Boom at the Top

The Bourne Supremacy

by Robert Ludlum
Random House, 597 pp., $19.95

The White House Mess

by Christopher Buckley
Knopf, 224 pp., $16.95

The Sisters

by Robert Littell
Bantam, 312 pp., $16.95

Stallion Gate

by Martin Cruz Smith
Random House, 321 pp., $17.95

Near the end of The Bourne Supremacy, two mandarins of American intelligence wonder together at the feats of good field agents:

These people do things the rest of us only dream about, or fantasize, or watch on a screen, disbelieving every moment because it’s so outrageously implausible.”

We wouldn’t have such dreams, or fantasize, or stay mesmerized by invention, if the fundamentals weren’t in the human experience. They do what they do best just as we do what we do best.”

It is in effect an apologia, or manifesto, for Robert Ludlum’s outrageously implausible fiction. Though the notion that reading thrillers expresses a need to fantasize is all too familiar, it may be useful to ask who “the rest of us” are, and what we want from such writing, as compared with what we get.

First, we are people who buy books. According to The New York Times Book Review, The Bourne Supremacy became the number one fiction best seller in its first week of publication, and many thousands of people will gladly part with twenty dollars to read it before millions more pay six or seven dollars for the paperback. We are also males—though plenty of women read mysteries and even “tough” crime fiction, I know few who would give Ludlum the time of day, or who care much for even superior espionage novels like those of John le Carré. And of course we read such thrillers when we’re not out working for our money, when in fact we’re lying down—in bed, in the bathtub, on the beach—or sitting in commuter trains or airplanes.

But what is it that all we recumbent, reasonably well-to-do fellows want from what might as well be called a ludlum? First the thing needs to be defined.

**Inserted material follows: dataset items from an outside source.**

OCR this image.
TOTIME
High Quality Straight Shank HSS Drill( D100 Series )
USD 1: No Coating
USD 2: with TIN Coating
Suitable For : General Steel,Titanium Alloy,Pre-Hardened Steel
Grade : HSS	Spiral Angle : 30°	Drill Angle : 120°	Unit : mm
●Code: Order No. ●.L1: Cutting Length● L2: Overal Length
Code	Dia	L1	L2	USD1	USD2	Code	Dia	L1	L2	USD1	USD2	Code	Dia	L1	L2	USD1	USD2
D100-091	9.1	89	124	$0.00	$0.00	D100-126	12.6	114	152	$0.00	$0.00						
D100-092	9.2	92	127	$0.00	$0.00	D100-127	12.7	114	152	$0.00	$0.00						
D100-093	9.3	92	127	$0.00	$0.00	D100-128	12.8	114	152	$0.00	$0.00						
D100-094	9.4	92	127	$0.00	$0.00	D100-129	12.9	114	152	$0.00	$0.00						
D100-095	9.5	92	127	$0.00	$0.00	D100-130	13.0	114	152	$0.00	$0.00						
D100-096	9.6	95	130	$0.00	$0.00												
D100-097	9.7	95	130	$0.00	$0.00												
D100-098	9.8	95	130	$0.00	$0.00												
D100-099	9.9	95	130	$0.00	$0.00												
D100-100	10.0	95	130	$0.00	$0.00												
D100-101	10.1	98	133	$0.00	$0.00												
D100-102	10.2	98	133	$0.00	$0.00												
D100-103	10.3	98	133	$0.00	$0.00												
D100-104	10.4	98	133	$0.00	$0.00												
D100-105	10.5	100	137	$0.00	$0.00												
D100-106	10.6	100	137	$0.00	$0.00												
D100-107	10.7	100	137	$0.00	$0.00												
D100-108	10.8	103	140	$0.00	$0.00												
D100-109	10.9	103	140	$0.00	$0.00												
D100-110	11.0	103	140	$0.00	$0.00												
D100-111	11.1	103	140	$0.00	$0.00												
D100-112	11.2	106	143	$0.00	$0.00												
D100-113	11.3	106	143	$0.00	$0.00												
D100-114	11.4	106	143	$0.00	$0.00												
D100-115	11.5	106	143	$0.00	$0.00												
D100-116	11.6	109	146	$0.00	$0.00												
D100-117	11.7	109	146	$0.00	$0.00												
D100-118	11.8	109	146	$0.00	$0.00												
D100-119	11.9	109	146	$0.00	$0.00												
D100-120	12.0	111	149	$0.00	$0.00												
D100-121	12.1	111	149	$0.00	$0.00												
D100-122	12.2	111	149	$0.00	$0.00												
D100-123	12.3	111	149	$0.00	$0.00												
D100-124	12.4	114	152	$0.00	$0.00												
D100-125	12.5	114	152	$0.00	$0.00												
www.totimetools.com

A ludlum: a long, turgidly written, and frantically overplotted novel, the literary equivalent of seriously wielding a plumber’s helper. Its subject is conspiracy, the secret scheming of our collective enemies, foreign and domestic, and the equally secret and almost as menacing counterscheming of our supposed friends and protectors, the CIA or the NSC or the even more sinister “Consular Operations” branch of the State Department, which we may fervently hope is Ludlum’s invention. To put it more grandly, the subject is the dreadful subsumption of private selfhood and its moral sense into a morally indeterminate public life. Ludlum’s heroes are respectable, successful men—lawyers, scholars, businessmen, and the like—who are entrapped and used by hidden power; some of the manipulators are on our side, some not, and the hero’s problem is to get them sorted out. But in an authorial move almost de rigueur in such fiction, the difference between good and bad is made maddeningly obscure, and the hero’s fate is simply to survive and find some private happiness outside the labyrinths of power which may seem to enclose us all.